NSF Stories

How sleep builds relational memory

Making connections requires brain circuits to be active and interact during sleep

Relational memory is the ability to remember arbitrary or indirect associations between objects, places, people or events -- such as names and faces.  

Previous research has established that animal and human memory benefits from quality sleep. In a new U.S. National Science Foundation-supported study published in The Journal of Neuroscience, Maxim Bazhenov and Timothy Tadros of the University of California San Diego School of Medicine developed a modeling approach that may explain the underlying mechanisms that strengthen or create new relational memories during sleep.

"This new computational research provides insights into the importance of sleep for the consolidation of memory," said NSF program director Jonathan Fritz.
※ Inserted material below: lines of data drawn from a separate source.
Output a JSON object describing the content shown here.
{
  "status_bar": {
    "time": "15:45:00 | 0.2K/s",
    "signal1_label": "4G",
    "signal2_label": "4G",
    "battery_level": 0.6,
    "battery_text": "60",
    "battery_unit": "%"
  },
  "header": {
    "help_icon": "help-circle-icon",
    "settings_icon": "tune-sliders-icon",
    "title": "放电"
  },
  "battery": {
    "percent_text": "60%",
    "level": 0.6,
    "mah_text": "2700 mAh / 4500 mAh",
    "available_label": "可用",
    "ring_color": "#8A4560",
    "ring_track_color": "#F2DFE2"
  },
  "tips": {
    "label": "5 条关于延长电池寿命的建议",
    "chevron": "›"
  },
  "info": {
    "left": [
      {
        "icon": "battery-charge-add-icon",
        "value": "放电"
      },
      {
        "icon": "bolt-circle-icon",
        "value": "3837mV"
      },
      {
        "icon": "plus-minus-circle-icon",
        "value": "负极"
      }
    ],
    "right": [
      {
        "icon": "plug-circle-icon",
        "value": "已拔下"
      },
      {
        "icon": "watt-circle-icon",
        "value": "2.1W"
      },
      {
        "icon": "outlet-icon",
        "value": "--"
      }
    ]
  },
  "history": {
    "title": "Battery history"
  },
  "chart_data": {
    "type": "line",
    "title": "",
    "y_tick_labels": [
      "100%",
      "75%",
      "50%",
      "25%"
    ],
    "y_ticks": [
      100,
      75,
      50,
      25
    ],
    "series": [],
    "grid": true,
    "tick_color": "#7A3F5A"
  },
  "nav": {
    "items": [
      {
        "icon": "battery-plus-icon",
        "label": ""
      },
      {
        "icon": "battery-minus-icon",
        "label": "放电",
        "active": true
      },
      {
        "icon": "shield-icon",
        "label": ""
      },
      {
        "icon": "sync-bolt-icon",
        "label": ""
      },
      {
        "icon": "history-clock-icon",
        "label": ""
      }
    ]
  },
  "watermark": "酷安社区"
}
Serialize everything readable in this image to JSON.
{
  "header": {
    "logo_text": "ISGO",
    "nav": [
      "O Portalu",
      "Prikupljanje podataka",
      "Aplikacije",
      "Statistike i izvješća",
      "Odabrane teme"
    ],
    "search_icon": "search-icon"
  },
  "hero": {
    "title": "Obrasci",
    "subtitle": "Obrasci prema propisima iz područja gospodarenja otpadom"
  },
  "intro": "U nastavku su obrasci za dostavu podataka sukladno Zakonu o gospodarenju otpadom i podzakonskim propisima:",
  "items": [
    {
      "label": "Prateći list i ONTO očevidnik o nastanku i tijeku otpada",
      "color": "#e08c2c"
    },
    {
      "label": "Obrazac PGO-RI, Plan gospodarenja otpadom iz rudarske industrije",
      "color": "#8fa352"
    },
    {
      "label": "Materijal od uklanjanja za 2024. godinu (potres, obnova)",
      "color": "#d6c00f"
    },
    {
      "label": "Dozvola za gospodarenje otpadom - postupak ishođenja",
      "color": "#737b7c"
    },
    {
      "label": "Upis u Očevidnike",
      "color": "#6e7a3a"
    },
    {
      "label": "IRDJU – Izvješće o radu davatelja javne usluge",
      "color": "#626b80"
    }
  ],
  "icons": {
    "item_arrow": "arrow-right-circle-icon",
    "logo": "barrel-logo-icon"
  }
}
The authors developed an artificial model of two regions of the brain: the thalamus (involved in earlier sensory processing) and the cortex (involved in memory, learning and decision-making). The model simulated two major brain states: awake, when neurons are spontaneously active and optimized to process sensory input; and deep sleep, when intrinsic oscillations of electrical activity are generated, such as slow-waves.

The properties of the network model could be changed to promote transitions between wakefulness and sleep activity, like what the biological brain does every day.

In the cortical region, connections between the neurons were allowed to become stronger or weaker based on their activity, known as synaptic plasticity, which reflects the primary known biological mechanism for how memories are formed or erased.

"We modelled the cortex after visual processing, with one cortical layer representing primary visual cortex and another cortical layer representing associative cortex," said Tadros. "Every time one sees the same object, roughly the same neurons in the visual cortex would be active. If a person sees two objects in the same context, then these associations might be learned in the associative cortex by strengthening connections between neurons that represent each of the two objects."

The scientists trained the network in its awake mode to learn such direct associations, such as A+B or B+C but not A+C, then discovered that in the sleep mode, the model formed indirect associations: A+C.

"This happened because during sleep the neurons representing all three related items, A, B and C, spontaneously fired in close order, a phenomenon called sleep replay, which triggered synaptic plasticity and led to formation of strong synaptic connections between all these neurons," said Bazhenov. "Therefore, after sleep, activating any one group, such as A, activated all other related groups, such as B and C."

While primarily conceptual, the researchers said their computational model has real-world implications.

"One important impact of the study is informing future studies of disease, such as schizophrenia and autism spectrum disorder," said Bazhenov. "Research has shown that people with these conditions perform worse on relational memory tasks and have disrupted sleep, specifically slow-wave sleep.

"Our study suggests that focusing on improving slow-wave sleep to alleviate some of the cognitive symptoms associated with these conditions may be a more fruitful path forward than focusing on the cognitive symptoms exclusively."